Cómo: Acuéstese boca arriba con las rodillas dobladas y los pies apoyados sobre la colchoneta. Presione los pies para levantar las caderas, luego deslice un bloque de yoga (comience en la altura más baja o media) debajo del sacro, el área plana y ósea en la base de la columna. Baje suavemente las caderas para que descansen completamente sobre los bloques, asegurándose de que el soporte se sienta estable y reconfortante en lugar de ejercer presión sobre la zona lumbar. Deje que sus brazos descansen a lo largo de su cuerpo, con las palmas hacia arriba. Mantenga los pies apoyados en la colchoneta o extienda las piernas estiradas si se siente mejor. Descanse aquí durante 5 minutos, respirando profunda y uniformemente. Suaviza las caderas y la zona lumbar con cada exhalación, dejando que la gravedad profundice la liberación en la parte delantera del cuerpo.
Cuando se acabe el tiempo, presione los pies para levantar ligeramente las caderas, retire los bloques, bájese hasta la colchoneta, descanse en Descanso Constructivo antes de pasar a la Postura del Cadáver para su relajación final.

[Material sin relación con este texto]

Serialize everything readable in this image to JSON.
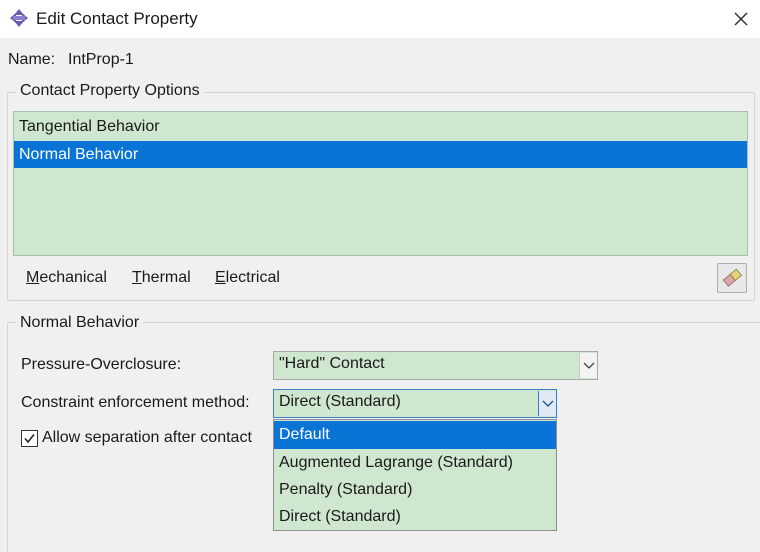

Para modificar: Ajuste la altura del bloque: más baja para un apoyo más suave, más alta para más intensidad, o apile dos bloques en el nivel más bajo si le brinda apoyo.
Savasana
Adopte la postura del cadáver extendiendo las piernas, dejando que los pies se abran y apoyando los brazos suavemente a los costados, con las palmas hacia arriba. Quédate aquí todo el tiempo que puedas. Permita que su respiración vuelva a su ritmo natural y observe la tranquila amplitud que ha reemplazado el estrés que llevaba. Cuando esté listo para cerrar su práctica, profundice la respiración, mueva los dedos de las manos y los pies y gire hacia el lado derecho para un momento de pausa. Recuerde que puede llevar esta calma consigo a medida que avanza en su día.